С Маклаковым – отношения прохладные. Он замкнутый человек, озабоченный делами участка. Меня он воспринимает как строевого начальника матросов. Я хожу вместе с ним по всем объектам огромного строительства: везде работают мои матросы. Я никогда еще не видел таких трубопроводов в каналах, такого большого количества огромных резервуаров со всей непонятной оснасткой и оборудованием. Я засыпаю Маклакова всевозможными "почему", "что это", "зачем". Маклаков сдержанно и не очень охотно просвещает меня – он уже опытный инженер, и его немного раздражают наивные, столь очевидные для него самого, вопросы. Но я схватываю науку быстро, а кое-что из жизни железа и электричества и я объясняю Ивану. Он также начинает понимать, что я не любопытствующий турист, а его правая рука. Постепенно лед недоверия тает, и мы по-настоящему начинаем дружно работать вместе. Иван понимает юмор, и если Коля Павлюков на шутку просто "лыбится", то Иван, сосредоточенно хмурясь, выдает нечто еще более неадекватное, после чего мы ржем уже оба…

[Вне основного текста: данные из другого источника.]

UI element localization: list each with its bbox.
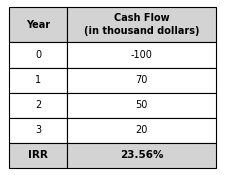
Text: 23.56%: 23.56%: [120, 150, 163, 160]
Bar: [67, 7, 216, 42]
Text: 20: 20: [135, 125, 148, 135]
Bar: [9, 68, 67, 93]
Bar: [67, 118, 216, 143]
Text: 50: 50: [135, 100, 148, 110]
Bar: [9, 143, 67, 168]
Text: -100: -100: [130, 50, 152, 60]
Text: 2: 2: [35, 100, 41, 110]
Bar: [67, 68, 216, 93]
Bar: [9, 118, 67, 143]
Bar: [9, 42, 67, 68]
Text: IRR: IRR: [28, 150, 48, 160]
Text: 70: 70: [135, 75, 148, 85]
Bar: [9, 7, 67, 42]
Text: Cash Flow
(in thousand dollars): Cash Flow (in thousand dollars): [84, 13, 199, 36]
Bar: [67, 143, 216, 168]
Bar: [67, 42, 216, 68]
Text: 3: 3: [35, 125, 41, 135]
Text: 1: 1: [35, 75, 41, 85]
Bar: [9, 93, 67, 118]
Bar: [67, 93, 216, 118]
Text: Year: Year: [26, 20, 50, 30]
Text: 0: 0: [35, 50, 41, 60]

На базе работает еще группа в/ч "десятки", у которой тоже около 40 матросов. Командует ими "батя" – инженер-майор Удовенко, пожилой и красивый, с седеющей окладистой бородой, бывший оперный певец из Киева, неведомо какими путями оказавшийся на военно-морской стройке. Вторым номером у него мой старый знакомый по Кировскому военкомату – лейтенант Боря Симагин. Видно, руководство СССР не вняло доводам об особом значении его повторной командировки в Китай и послало незаменимого спеца чуть поближе. Борю поставили на свободный в то время штат – офицер группы обмуровщиков котлов. Свято уверовав в свое "обмуровочное" предначертание, Боря добросовестно просиживает все рабочее время возле двух (!) обмуровщиков, совершенно не касаясь дел всей остальной группы. В команде "десятки" (так в быту называют часть Кащеева) еще пять мичманов – каждый по своей специальности и со "своими" матросами. Они должны смонтировать и запустить котельную с тремя паровыми котлами ДКВР и локомобилем, вращающим генератор – тепловое и энергетическое сердце базы.